Using data collected from the archived records of Virginia’s Pupil Placement Board (746 boxes, 1957-1966), which include student applications, internal communications between Board members and school district leaders, constituent correspondence, and legal files, alongside articles from the Richmond Afro American (1954-1966), I expose how placement decisions made by school district officials and the Board contributed to the construction of disability as a mutable category with effects that vary widely along racial lines. Formed during a 1956 special session of the Virginia General Assembly and comprised of three gubernatorial appointees, Virginia’s Pupil Placement Board created criteria and made placement determinations for all students wishing to transfer schools following Brown (Ryan, 2005). Though they publicly maintained that none of their criteria were “concerned with race” (Bland, 1957), discourse analysis exposes the degree to which the Board concerned themselves with criteria related to ability as a stand-in for race, including the “scholastic aptitude and relative intelligence [or] ability of the pupil,” “disparity between the physical and mental ages of any pupil,” and “the psychological qualifications of [and a placements’] psychological effects on the pupil” (Virginia General Assembly, 1958). Such criteria was then distilled to “lack of academic qualifications,” which became the reason most frequently cited in the denial of Black families’ transfer requests.
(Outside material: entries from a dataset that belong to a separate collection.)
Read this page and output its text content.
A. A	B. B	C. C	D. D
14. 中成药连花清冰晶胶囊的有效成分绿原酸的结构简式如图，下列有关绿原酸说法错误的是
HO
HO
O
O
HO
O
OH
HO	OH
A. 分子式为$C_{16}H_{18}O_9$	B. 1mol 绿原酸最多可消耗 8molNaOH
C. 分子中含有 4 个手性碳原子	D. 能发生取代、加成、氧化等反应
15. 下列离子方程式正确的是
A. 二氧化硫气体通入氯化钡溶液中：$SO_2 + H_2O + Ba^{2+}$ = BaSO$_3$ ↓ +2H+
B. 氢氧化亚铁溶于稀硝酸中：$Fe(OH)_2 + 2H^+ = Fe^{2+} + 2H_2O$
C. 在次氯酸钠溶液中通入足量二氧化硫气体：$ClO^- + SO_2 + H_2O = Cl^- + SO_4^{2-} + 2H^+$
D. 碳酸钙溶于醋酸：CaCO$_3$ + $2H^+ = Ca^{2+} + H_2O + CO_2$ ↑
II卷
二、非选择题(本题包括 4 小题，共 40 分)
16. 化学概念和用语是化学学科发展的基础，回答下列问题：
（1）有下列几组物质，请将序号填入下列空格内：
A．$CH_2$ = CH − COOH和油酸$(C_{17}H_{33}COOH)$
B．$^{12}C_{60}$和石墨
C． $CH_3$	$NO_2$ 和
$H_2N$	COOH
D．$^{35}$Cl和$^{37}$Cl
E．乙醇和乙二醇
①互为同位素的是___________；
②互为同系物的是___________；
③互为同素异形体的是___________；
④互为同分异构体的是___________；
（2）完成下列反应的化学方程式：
At the same time, white families relied on this language in their efforts to procure desired school placements for their children, seeking independent evaluations to support their descriptions of their childrens’ learning disabilities, psychological needs, and chronic illnesses as justification for school transfer requests that, more often than not, were approved by the Board.

This paper theorizes how the relationships between Blackness, whiteness, and disability that were solidified in pupil placement decisions during Massive Resistance not only upheld racial segregation in the years immediately following Brown but also contributed to a racialized ableism still enacting harmful effects on multiply-marginalized students today.